What Industries, What Businesses

Even though this article is written with deference to a business that sits in some office building, the dynamics of the day and the purpose of it is not constrained to just an office setting. There are all types of businesses. We would do well to let ourselves as well as our youth begin to see the world as more than just a brick and mortar site.

There are alternative careers in forestry, many aspects of beauty and fashion, services from keysmithing to plumbers. Many young people think of the local fast food franchise as their “just out of high school” option. But what would it take to run the independent store that competes with that franchise? Perhaps a mortician or a minister could get involved in making the day meaningful for a new generation of service providers.

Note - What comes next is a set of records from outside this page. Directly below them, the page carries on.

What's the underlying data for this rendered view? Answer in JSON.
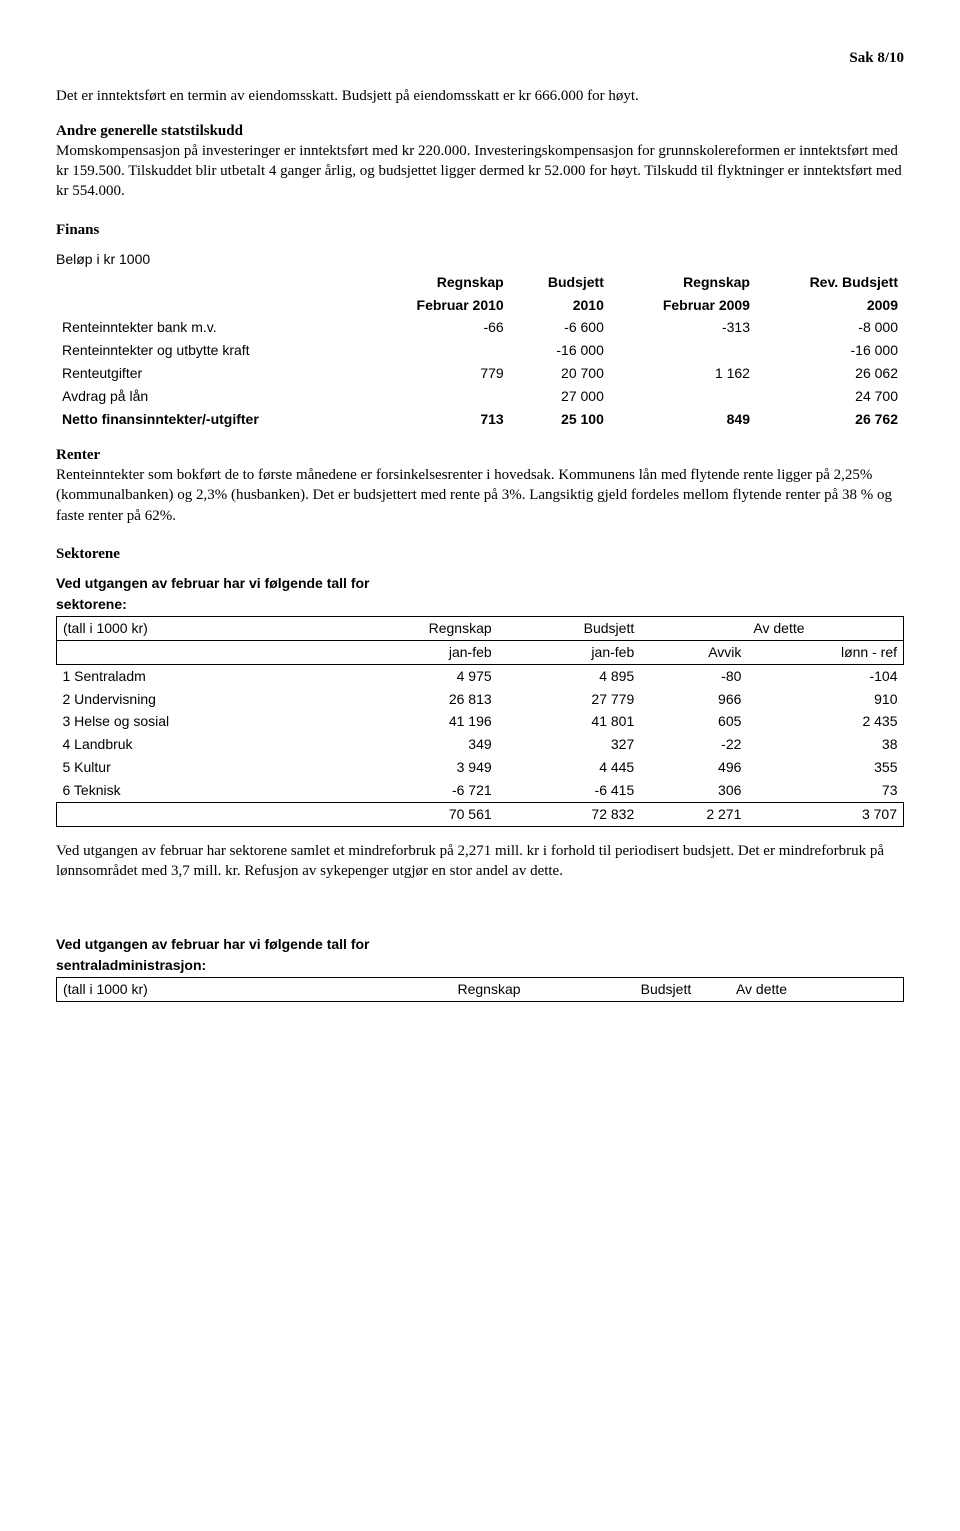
{
  "header": {
    "sak": "Sak 8/10"
  },
  "para1": "Det er inntektsført en termin av eiendomsskatt. Budsjett på eiendomsskatt er kr 666.000 for høyt.",
  "para2_title": "Andre generelle statstilskudd",
  "para2_body": "Momskompensasjon på investeringer er inntektsført med kr 220.000. Investeringskompensasjon for grunnskolereformen er inntektsført med kr 159.500. Tilskuddet blir utbetalt 4 ganger årlig, og budsjettet ligger dermed kr 52.000 for høyt. Tilskudd til flyktninger er inntektsført med kr 554.000.",
  "finans_heading": "Finans",
  "finans": {
    "caption": "Beløp i kr 1000",
    "cols_top": [
      "",
      "Regnskap",
      "Budsjett",
      "Regnskap",
      "Rev. Budsjett"
    ],
    "cols_bot": [
      "",
      "Februar 2010",
      "2010",
      "Februar 2009",
      "2009"
    ],
    "rows": [
      {
        "label": "Renteinntekter bank m.v.",
        "c1": "-66",
        "c2": "-6 600",
        "c3": "-313",
        "c4": "-8 000"
      },
      {
        "label": "Renteinntekter og utbytte kraft",
        "c1": "",
        "c2": "-16 000",
        "c3": "",
        "c4": "-16 000"
      },
      {
        "label": "Renteutgifter",
        "c1": "779",
        "c2": "20 700",
        "c3": "1 162",
        "c4": "26 062"
      },
      {
        "label": "Avdrag på lån",
        "c1": "",
        "c2": "27 000",
        "c3": "",
        "c4": "24 700"
      }
    ],
    "total": {
      "label": "Netto finansinntekter/-utgifter",
      "c1": "713",
      "c2": "25 100",
      "c3": "849",
      "c4": "26 762"
    }
  },
  "renter_heading": "Renter",
  "renter_body": "Renteinntekter som bokført de to første månedene er forsinkelsesrenter i hovedsak. Kommunens lån med flytende rente ligger på 2,25% (kommunalbanken) og 2,3% (husbanken). Det er budsjettert med rente på 3%. Langsiktig gjeld fordeles mellom flytende renter på 38 % og faste renter på 62%.",
  "sektorene_heading": "Sektorene",
  "sekt": {
    "caption1": "Ved utgangen av februar har vi følgende tall for",
    "caption2": "sektorene:",
    "hdr1": [
      "(tall i 1000 kr)",
      "Regnskap",
      "Budsjett",
      "",
      "Av dette"
    ],
    "hdr2": [
      "",
      "jan-feb",
      "jan-feb",
      "Avvik",
      "lønn - ref"
    ],
    "rows": [
      {
        "label": "1 Sentraladm",
        "c1": "4 975",
        "c2": "4 895",
        "c3": "-80",
        "c4": "-104"
      },
      {
        "label": "2 Undervisning",
        "c1": "26 813",
        "c2": "27 779",
        "c3": "966",
        "c4": "910"
      },
      {
        "label": "3 Helse og sosial",
        "c1": "41 196",
        "c2": "41 801",
        "c3": "605",
        "c4": "2 435"
      },
      {
        "label": "4 Landbruk",
        "c1": "349",
        "c2": "327",
        "c3": "-22",
        "c4": "38"
      },
      {
        "label": "5 Kultur",
        "c1": "3 949",
        "c2": "4 445",
        "c3": "496",
        "c4": "355"
      },
      {
        "label": "6 Teknisk",
        "c1": "-6 721",
        "c2": "-6 415",
        "c3": "306",
        "c4": "73"
      }
    ],
    "total": {
      "label": "",
      "c1": "70 561",
      "c2": "72 832",
      "c3": "2 271",
      "c4": "3 707"
    }
  },
  "sekt_para": "Ved utgangen av februar har sektorene samlet et mindreforbruk på 2,271 mill. kr i forhold til periodisert budsjett. Det er mindreforbruk på lønnsområdet med 3,7 mill. kr. Refusjon av sykepenger utgjør en stor andel av dette.",
  "sentral": {
    "caption1": "Ved utgangen av februar har vi følgende tall for",
    "caption2": "sentraladministrasjon:",
    "hdr1": [
      "(tall i 1000 kr)",
      "Regnskap",
      "Budsjett",
      "",
      "Av dette"
    ]
  }
}
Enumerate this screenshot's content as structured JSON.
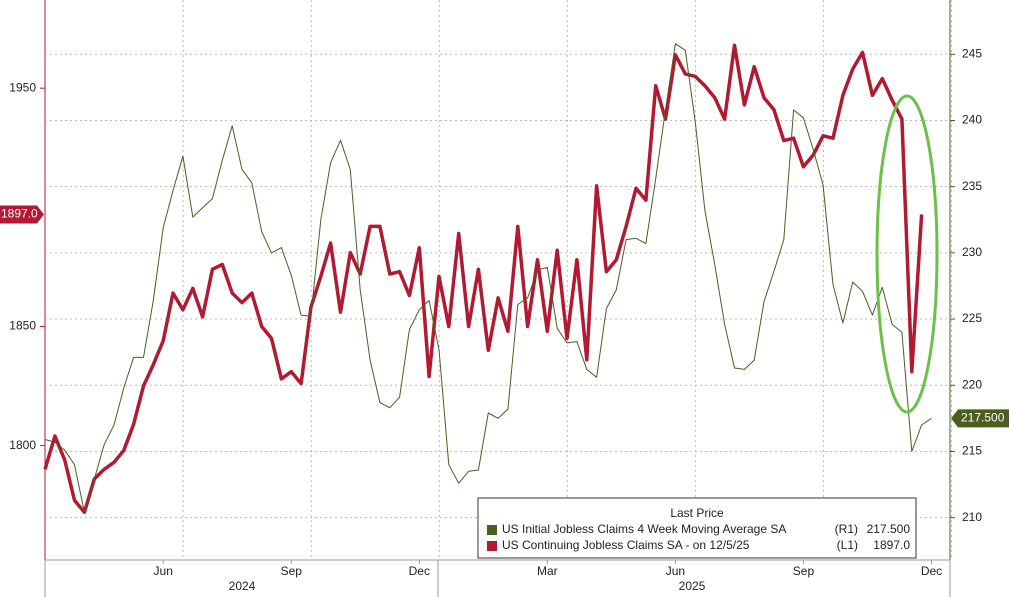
{
  "chart_data": {
    "type": "line",
    "legend_title": "Last Price",
    "categories": [
      null,
      null,
      null,
      null,
      null,
      null,
      null,
      null,
      null,
      null,
      null,
      null,
      "Jun",
      null,
      null,
      null,
      null,
      null,
      null,
      null,
      null,
      null,
      null,
      null,
      null,
      "Sep",
      null,
      null,
      null,
      null,
      null,
      null,
      null,
      null,
      null,
      null,
      null,
      null,
      "Dec",
      null,
      null,
      null,
      null,
      null,
      null,
      null,
      null,
      null,
      null,
      null,
      null,
      "Mar",
      null,
      null,
      null,
      null,
      null,
      null,
      null,
      null,
      null,
      null,
      null,
      null,
      "Jun",
      null,
      null,
      null,
      null,
      null,
      null,
      null,
      null,
      null,
      null,
      null,
      null,
      "Sep",
      null,
      null,
      null,
      null,
      null,
      null,
      null,
      null,
      null,
      null,
      null,
      null,
      "Dec"
    ],
    "years": [
      "2024",
      "2025"
    ],
    "series": [
      {
        "name": "US Initial Jobless Claims 4 Week Moving Average SA",
        "axis_label": "(R1)",
        "axis": "y2",
        "color": "#4b5e1f",
        "width": 1,
        "last_label": "217.500",
        "values": [
          215.9,
          215.7,
          215.1,
          214.0,
          210.4,
          212.9,
          215.5,
          217.0,
          219.8,
          222.1,
          222.1,
          226.4,
          231.9,
          234.7,
          237.3,
          232.7,
          233.4,
          234.1,
          237.0,
          239.6,
          236.3,
          235.3,
          231.6,
          230.0,
          230.4,
          228.3,
          225.3,
          225.2,
          232.5,
          236.8,
          238.5,
          236.3,
          227.2,
          221.9,
          218.7,
          218.3,
          219.1,
          224.2,
          225.7,
          226.4,
          222.7,
          214.0,
          212.6,
          213.5,
          213.6,
          217.9,
          217.5,
          218.2,
          226.1,
          226.6,
          228.7,
          228.9,
          224.3,
          223.2,
          223.3,
          221.2,
          220.6,
          225.8,
          227.2,
          231.0,
          231.1,
          230.7,
          235.6,
          240.8,
          245.8,
          245.3,
          240.0,
          233.2,
          229.1,
          224.6,
          221.3,
          221.2,
          221.9,
          226.3,
          228.6,
          231.0,
          240.8,
          240.2,
          237.8,
          235.1,
          227.6,
          224.7,
          227.8,
          227.1,
          225.3,
          227.4,
          224.6,
          224.0,
          215.0,
          217.0,
          217.5
        ]
      },
      {
        "name": "US Continuing Jobless Claims SA -  on 12/5/25",
        "axis_label": "(L1)",
        "axis": "y",
        "color": "#b01a33",
        "width": 3.5,
        "last_label": "1897.0",
        "values": [
          1790,
          1804,
          1794,
          1777,
          1772,
          1786,
          1790,
          1793,
          1798,
          1809,
          1825,
          1834,
          1844,
          1864,
          1857,
          1866,
          1854,
          1874,
          1876,
          1864,
          1860,
          1864,
          1850,
          1845,
          1828,
          1831,
          1826,
          1858,
          1871,
          1885,
          1856,
          1881,
          1872,
          1892,
          1892,
          1872,
          1873,
          1863,
          1883,
          1829,
          1871,
          1850,
          1889,
          1850,
          1874,
          1840,
          1862,
          1848,
          1892,
          1850,
          1878,
          1848,
          1882,
          1845,
          1878,
          1836,
          1909,
          1873,
          1878,
          1892,
          1908,
          1903,
          1951,
          1937,
          1964,
          1956,
          1955,
          1951,
          1946,
          1937,
          1968,
          1943,
          1959,
          1946,
          1941,
          1928,
          1929,
          1917,
          1922,
          1930,
          1929,
          1947,
          1958,
          1965,
          1947,
          1954,
          1945,
          1937,
          1831,
          1897,
          null
        ]
      }
    ],
    "ylim": [
      1752,
      1987
    ],
    "yticks": [
      1800,
      1850,
      1950
    ],
    "y2lim": [
      206.8,
      249.1
    ],
    "y2ticks": [
      210,
      215,
      220,
      225,
      230,
      235,
      240,
      245
    ],
    "grid": true
  }
}
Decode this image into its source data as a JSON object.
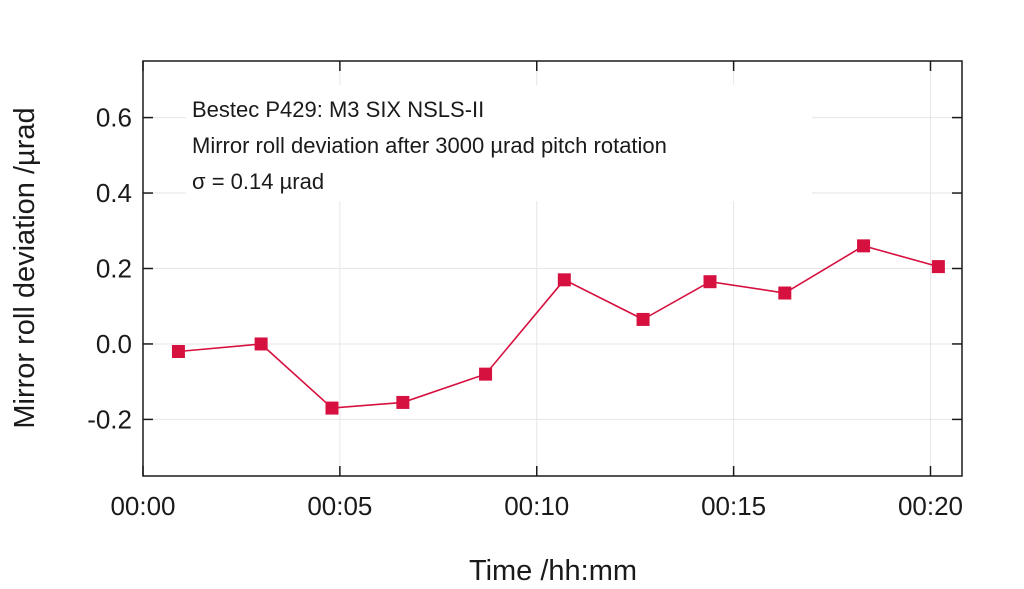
{
  "chart_data": {
    "type": "line",
    "title": "",
    "xlabel": "Time /hh:mm",
    "ylabel": "Mirror roll deviation /µrad",
    "x_unit": "minutes",
    "xlim": [
      0,
      20.8
    ],
    "ylim": [
      -0.35,
      0.75
    ],
    "x_ticks": [
      0,
      5,
      10,
      15,
      20
    ],
    "x_tick_labels": [
      "00:00",
      "00:05",
      "00:10",
      "00:15",
      "00:20"
    ],
    "y_ticks": [
      -0.2,
      0.0,
      0.2,
      0.4,
      0.6
    ],
    "y_tick_labels": [
      "-0.2",
      "0.0",
      "0.2",
      "0.4",
      "0.6"
    ],
    "grid": true,
    "annotations": [
      "Bestec P429: M3 SIX NSLS-II",
      "Mirror roll deviation after 3000 µrad pitch rotation",
      "σ = 0.14 µrad"
    ],
    "series": [
      {
        "color": "#d6103f",
        "marker": "square",
        "x": [
          0.9,
          3.0,
          4.8,
          6.6,
          8.7,
          10.7,
          12.7,
          14.4,
          16.3,
          18.3,
          20.2
        ],
        "y": [
          -0.02,
          0.0,
          -0.17,
          -0.155,
          -0.08,
          0.17,
          0.065,
          0.165,
          0.135,
          0.26,
          0.205
        ]
      }
    ]
  }
}
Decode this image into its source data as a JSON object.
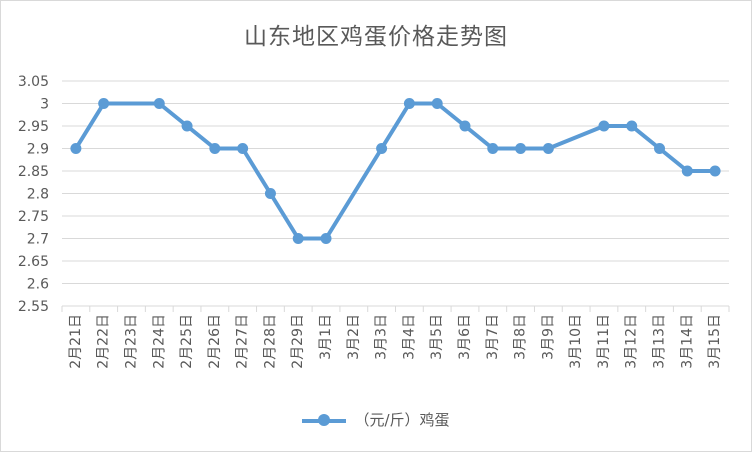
{
  "chart_data": {
    "type": "line",
    "title": "山东地区鸡蛋价格走势图",
    "categories": [
      "2月21日",
      "2月22日",
      "2月23日",
      "2月24日",
      "2月25日",
      "2月26日",
      "2月27日",
      "2月28日",
      "2月29日",
      "3月1日",
      "3月2日",
      "3月3日",
      "3月4日",
      "3月5日",
      "3月6日",
      "3月7日",
      "3月8日",
      "3月9日",
      "3月10日",
      "3月11日",
      "3月12日",
      "3月13日",
      "3月14日",
      "3月15日"
    ],
    "series": [
      {
        "name": "（元/斤）鸡蛋",
        "color": "#5b9bd5",
        "values": [
          2.9,
          3.0,
          null,
          3.0,
          2.95,
          2.9,
          2.9,
          2.8,
          2.7,
          2.7,
          null,
          2.9,
          3.0,
          3.0,
          2.95,
          2.9,
          2.9,
          2.9,
          null,
          2.95,
          2.95,
          2.9,
          2.85,
          2.85
        ]
      }
    ],
    "ylim": [
      2.55,
      3.05
    ],
    "yticks": [
      "3.05",
      "3",
      "2.95",
      "2.9",
      "2.85",
      "2.8",
      "2.75",
      "2.7",
      "2.65",
      "2.6",
      "2.55"
    ],
    "grid": true,
    "legend_position": "bottom"
  }
}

As stressful as it is, getting to know the other side of social work is also an option that should be available to the youth so that they gain a better understanding of the governmental side of the picture.

What Outcome?

But even more can come out of the day’s events and follow-up reports. How well did these sycophants perform? Maybe they’re worth having return for more than one day. Perhaps they could be interns during the summer months or be involved in some type of work-study program designed to train them for a more involvement in the business. And that just may lead to developing your company’s pipeline of qualified candidates in the future.